PyShop: An Introduction to Python Workshop for Economists

Syllabus

Course Description

The main goal of this course is to introduce budding and established economists to the world of Python. It is truly that: a world unto itself. It would be impossible to effectively cover all of the topics in this course in 10 hours. However, computer programming is a hands-on endeavor, a craft that must be practiced. To that end, this course will try to introduce you to certain aspects of the Python ecosystem that might be useful for an economist, while providing resources for home study and direction towards other resources. At the same time, it will attempt to illuminate some of the more frustrating aspects and to speed up the incorporation of open source software into your workflow. In summary, this course will help you to set-up your Python environment, introduce the basic tenants of Python programming style and syntax, and touch on some more advanced topics in the hopes of giving you a sense of what may be possible in Python.

Course Format

The course will be made up of lecture and homework. The lectures will cover basic theory and ideas, while the homework will put into practice the ideas from the course. All of the course materials are provided in the form of IPython notebooks (except for the slides, which are pdf) and are fully available on the web with solutions to exercises. It is strongly encouraged that you do the homework in order to learn Python programming. Without practicle application, you will not retain much from the course.

Course Schedule

The course will be organized into five, two hour sessions.

Introduction to Python and Open Source Software. This session introduces Python as an open source, high level programming language, as well as a community. By the end of the session, you should be familiar with the following necessary (or at least useful) components for being a participating member of the Python community:
- The Python interpreter.
- Anaconda Python.
- Text editors.
- Stack Exchange.
- GitHub.
- Running Python code.
Additionally, this session will introduce Python style and syntax, data types, modules and packages, the standard workflow, objects and object oriented programming, documentation for collaboration, as well as some basic examples. By the end of this session you should feel comfortable setting up and working in your new Python environment.

Introduction to the Most Used Modules. This session focuses on some of the most useful modules, including NumPy, SciPy, Matplotlib, and Pandas. All of the features discussed will be introduced using basic examples. The main topics covered will be the following:
- NumPy arrays and their syntax.
- Linear algebra.
- Unconstrained optimization.
- Root finding.
- DataFrames.
- Simple plots.
This session is simply meant to introduce the main features of the big four modules and give students time to become more familar with simple Python programs. By the end of this session you should be comfortable enough with the basic Python interface to know what modules you need to import to do basic calculation, data entry, and data visualization.

Advanced Topics in Numerical Methods and Array Manipulation. This session delves more deeply into NumPy and SciPy. We will study the advantages of NumPy's built-in functions and vectorization operations through a practical example: finite elements/projection methods in a simple RBC model. By the end of the session you should be comfortable converting serial/loop style code to vectorized code.

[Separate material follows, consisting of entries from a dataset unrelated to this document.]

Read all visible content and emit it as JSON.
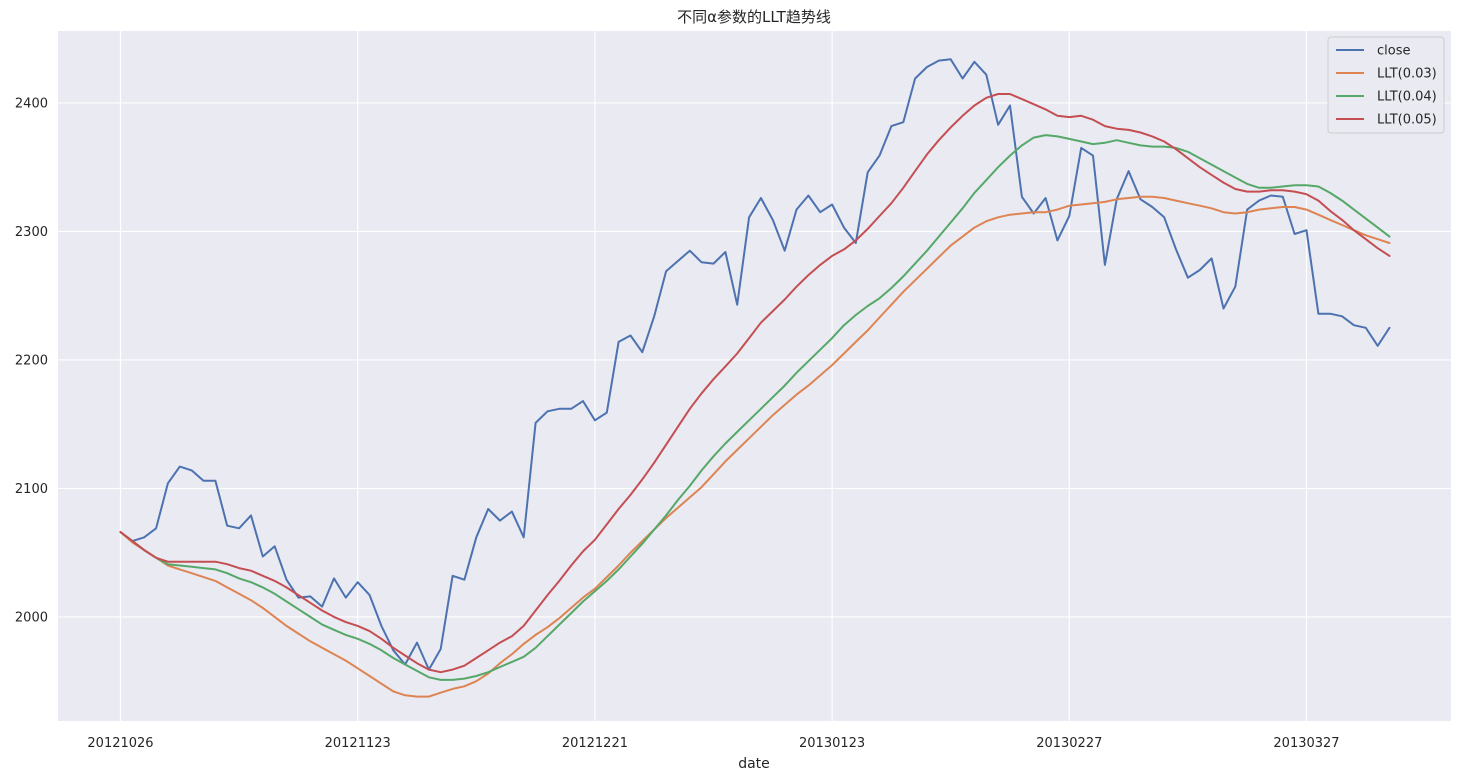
{
  "chart_data": {
    "type": "line",
    "title": "不同α参数的LLT趋势线",
    "xlabel": "date",
    "ylabel": "",
    "ylim": [
      1919,
      2456
    ],
    "yticks": [
      2000,
      2100,
      2200,
      2300,
      2400
    ],
    "xtick_labels": [
      "20121026",
      "20121123",
      "20121221",
      "20130123",
      "20130227",
      "20130327"
    ],
    "xtick_positions": [
      0,
      20,
      40,
      60,
      80,
      100
    ],
    "grid": true,
    "legend_position": "top-right",
    "x_count": 108,
    "colors": {
      "background": "#eaeaf2",
      "grid": "#ffffff",
      "close": "#4c72b0",
      "llt003": "#dd8452",
      "llt004": "#55a868",
      "llt005": "#c44e52"
    },
    "series": [
      {
        "name": "close",
        "color": "#4c72b0",
        "values": [
          2066,
          2059,
          2062,
          2069,
          2104,
          2117,
          2114,
          2106,
          2106,
          2071,
          2069,
          2079,
          2047,
          2055,
          2029,
          2015,
          2016,
          2008,
          2030,
          2015,
          2027,
          2017,
          1993,
          1974,
          1963,
          1980,
          1959,
          1975,
          2032,
          2029,
          2062,
          2084,
          2075,
          2082,
          2062,
          2151,
          2160,
          2162,
          2162,
          2168,
          2153,
          2159,
          2214,
          2219,
          2206,
          2234,
          2269,
          2277,
          2285,
          2276,
          2275,
          2284,
          2243,
          2311,
          2326,
          2309,
          2285,
          2317,
          2328,
          2315,
          2321,
          2303,
          2291,
          2346,
          2359,
          2382,
          2385,
          2419,
          2428,
          2433,
          2434,
          2419,
          2432,
          2422,
          2383,
          2398,
          2327,
          2314,
          2326,
          2293,
          2312,
          2365,
          2359,
          2274,
          2325,
          2347,
          2325,
          2319,
          2311,
          2286,
          2264,
          2270,
          2279,
          2240,
          2257,
          2317,
          2324,
          2328,
          2327,
          2298,
          2301,
          2236,
          2236,
          2234,
          2227,
          2225,
          2211,
          2225
        ]
      },
      {
        "name": "LLT(0.03)",
        "color": "#dd8452",
        "values": [
          2066,
          2058,
          2052,
          2046,
          2040,
          2037,
          2034,
          2031,
          2028,
          2023,
          2018,
          2013,
          2007,
          2000,
          1993,
          1987,
          1981,
          1976,
          1971,
          1966,
          1960,
          1954,
          1948,
          1942,
          1939,
          1938,
          1938,
          1941,
          1944,
          1946,
          1950,
          1956,
          1964,
          1971,
          1979,
          1986,
          1992,
          1999,
          2007,
          2015,
          2022,
          2031,
          2040,
          2050,
          2059,
          2068,
          2077,
          2085,
          2093,
          2101,
          2111,
          2121,
          2130,
          2139,
          2148,
          2157,
          2165,
          2173,
          2180,
          2188,
          2196,
          2205,
          2214,
          2223,
          2233,
          2243,
          2253,
          2262,
          2271,
          2280,
          2289,
          2296,
          2303,
          2308,
          2311,
          2313,
          2314,
          2315,
          2315,
          2317,
          2320,
          2321,
          2322,
          2323,
          2325,
          2326,
          2327,
          2327,
          2326,
          2324,
          2322,
          2320,
          2318,
          2315,
          2314,
          2315,
          2317,
          2318,
          2319,
          2319,
          2317,
          2313,
          2309,
          2305,
          2301,
          2297,
          2294,
          2291
        ]
      },
      {
        "name": "LLT(0.04)",
        "color": "#55a868",
        "values": [
          2066,
          2059,
          2052,
          2046,
          2041,
          2040,
          2039,
          2038,
          2037,
          2034,
          2030,
          2027,
          2023,
          2018,
          2012,
          2006,
          2000,
          1994,
          1990,
          1986,
          1983,
          1979,
          1974,
          1968,
          1963,
          1958,
          1953,
          1951,
          1951,
          1952,
          1954,
          1957,
          1961,
          1965,
          1969,
          1976,
          1985,
          1994,
          2003,
          2012,
          2020,
          2028,
          2037,
          2047,
          2057,
          2068,
          2079,
          2091,
          2102,
          2114,
          2125,
          2135,
          2144,
          2153,
          2162,
          2171,
          2180,
          2190,
          2199,
          2208,
          2217,
          2227,
          2235,
          2242,
          2248,
          2256,
          2265,
          2275,
          2285,
          2296,
          2307,
          2318,
          2330,
          2340,
          2350,
          2359,
          2367,
          2373,
          2375,
          2374,
          2372,
          2370,
          2368,
          2369,
          2371,
          2369,
          2367,
          2366,
          2366,
          2365,
          2362,
          2357,
          2352,
          2347,
          2342,
          2337,
          2334,
          2334,
          2335,
          2336,
          2336,
          2335,
          2330,
          2324,
          2317,
          2310,
          2303,
          2296
        ]
      },
      {
        "name": "LLT(0.05)",
        "color": "#c44e52",
        "values": [
          2066,
          2059,
          2052,
          2046,
          2043,
          2043,
          2043,
          2043,
          2043,
          2041,
          2038,
          2036,
          2032,
          2028,
          2023,
          2017,
          2011,
          2005,
          2000,
          1996,
          1993,
          1989,
          1983,
          1976,
          1970,
          1964,
          1959,
          1957,
          1959,
          1962,
          1968,
          1974,
          1980,
          1985,
          1993,
          2005,
          2017,
          2028,
          2040,
          2051,
          2060,
          2072,
          2084,
          2095,
          2107,
          2120,
          2134,
          2148,
          2162,
          2174,
          2185,
          2195,
          2205,
          2217,
          2229,
          2238,
          2247,
          2257,
          2266,
          2274,
          2281,
          2286,
          2293,
          2302,
          2312,
          2322,
          2334,
          2347,
          2360,
          2371,
          2381,
          2390,
          2398,
          2404,
          2407,
          2407,
          2403,
          2399,
          2395,
          2390,
          2389,
          2390,
          2387,
          2382,
          2380,
          2379,
          2377,
          2374,
          2370,
          2364,
          2357,
          2350,
          2344,
          2338,
          2333,
          2331,
          2331,
          2332,
          2332,
          2331,
          2329,
          2324,
          2316,
          2309,
          2301,
          2294,
          2287,
          2281
        ]
      }
    ]
  }
}
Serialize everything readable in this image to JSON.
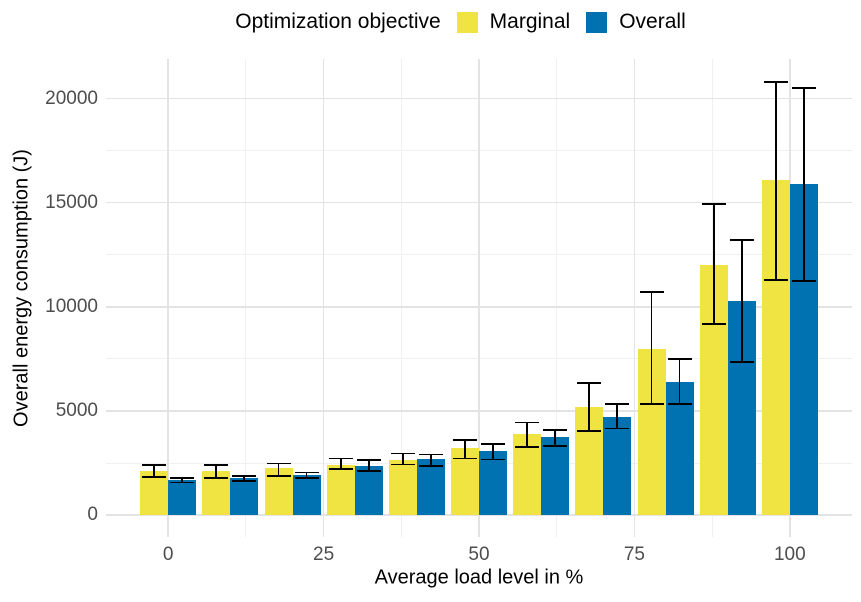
{
  "legend": {
    "title": "Optimization objective"
  },
  "chart_data": {
    "type": "bar",
    "title": "",
    "xlabel": "Average load level in %",
    "ylabel": "Overall energy consumption (J)",
    "legend_title": "Optimization objective",
    "legend_position": "top",
    "grid": true,
    "error_bars": true,
    "categories": [
      0,
      10,
      20,
      30,
      40,
      50,
      60,
      70,
      80,
      90,
      100
    ],
    "series": [
      {
        "name": "Marginal",
        "color": "#F0E442",
        "values": [
          2120,
          2110,
          2240,
          2430,
          2670,
          3200,
          3900,
          5200,
          7980,
          12020,
          16070
        ],
        "err_low": [
          1840,
          1790,
          1880,
          2220,
          2430,
          2720,
          3290,
          4050,
          5330,
          9170,
          11300
        ],
        "err_high": [
          2400,
          2400,
          2480,
          2720,
          2960,
          3600,
          4450,
          6360,
          10730,
          14930,
          20800
        ]
      },
      {
        "name": "Overall",
        "color": "#0072B2",
        "values": [
          1670,
          1760,
          1950,
          2360,
          2700,
          3080,
          3740,
          4720,
          6390,
          10290,
          15880
        ],
        "err_low": [
          1570,
          1640,
          1790,
          2110,
          2350,
          2670,
          3310,
          4160,
          5330,
          7350,
          11260
        ],
        "err_high": [
          1790,
          1870,
          2050,
          2640,
          2910,
          3400,
          4100,
          5330,
          7490,
          13210,
          20510
        ]
      }
    ],
    "x_ticks": [
      0,
      25,
      50,
      75,
      100
    ],
    "y_ticks": [
      0,
      5000,
      10000,
      15000,
      20000
    ],
    "x_minor": [
      12.5,
      37.5,
      62.5,
      87.5
    ],
    "y_minor": [
      2500,
      7500,
      12500,
      17500
    ],
    "xlim": [
      -10,
      110
    ],
    "ylim": [
      -1050,
      21900
    ],
    "colors": {
      "errorbar": "#000000",
      "grid_major": "#E3E3E3",
      "grid_minor": "#F0F0F0",
      "tick_text": "#4D4D4D",
      "title_text": "#000000",
      "background": "#FFFFFF"
    }
  }
}
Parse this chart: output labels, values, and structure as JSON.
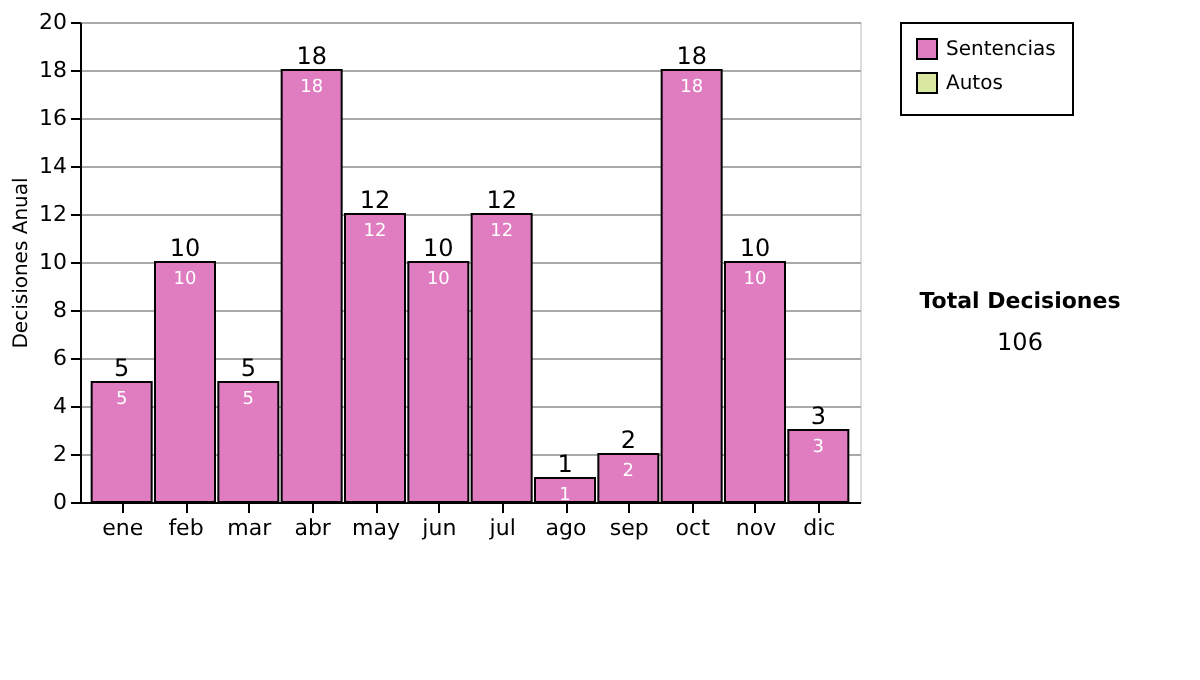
{
  "chart_data": {
    "type": "bar",
    "ylabel": "Decisiones Anual",
    "categories": [
      "ene",
      "feb",
      "mar",
      "abr",
      "may",
      "jun",
      "jul",
      "ago",
      "sep",
      "oct",
      "nov",
      "dic"
    ],
    "series": [
      {
        "name": "Sentencias",
        "color": "#e07cc0",
        "values": [
          5,
          10,
          5,
          18,
          12,
          10,
          12,
          1,
          2,
          18,
          10,
          3
        ]
      },
      {
        "name": "Autos",
        "color": "#d8e8a0",
        "values": [
          null,
          null,
          null,
          null,
          null,
          null,
          null,
          null,
          null,
          null,
          null,
          null
        ]
      }
    ],
    "stacked": true,
    "totals": [
      "5",
      "10",
      "5",
      "18",
      "12",
      "10",
      "12",
      "1",
      "2",
      "18",
      "10",
      "3"
    ],
    "ylim": [
      0,
      20
    ],
    "yticks": [
      0,
      2,
      4,
      6,
      8,
      10,
      12,
      14,
      16,
      18,
      20
    ],
    "grid": "y",
    "legend": "right",
    "data_labels": true,
    "annotations": [
      "Total Decisiones",
      "106"
    ]
  }
}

Advanced Topics in Statistics and Data Visualization. This session looks at some of the finer points of data manipulation in Pandas, some econometric methods available from StatModels, as well as how to fine tune your Matplotlib output. We'll see how to automate data retrieval using Python to scrape a webpage for form data and post forms to a site. In Pandas we will focus on data IO and data types, merge, grouping, reshaping, and time series. In StatsModels we will look at some examples of OLS and plotting, but these will only be brief examples meant to introduce the library. Finally, in Matplotlib we will look at the matplotlibrc file, discuss axes objects and object oriented plotting (including subplots). We will also look at Seaborn as an alternative plotting package. As with the previous session, these topics only scratch the surface, but should be enough to get you started. By the end you should at least know where to look to find statistical methods for most economics applications, how to deal with data sets, and be familiar with the finer points of plotting in Python.

CPU and GPU Parallelization: How to super compute. This session will introduce the principles of parallelization and compiler based speed ups. We will begin with a discussion of the basics of how a computer carries out computation, including a discussion of hard disks, ram, CPU, and cores. We'll then discuss why Python is so slow and look at some compilation based solutions to slow code. Next, we'll see some simple parallelization algorithms and how to break down a problem to be parallelized. Next we'll look at multiprocessing for CPU based parallelization. Finally, we'll cover how to use a graphics card to do GPU computation using PyCUDA, which can offer from 300 to 3000 times speed up, and some publicly available resources. By the end of this session you should understand the logic behind parallelization and have a general idea of what resources are available in Python. You should also have an understanding of how to use PyCUDA to run code on a GPU.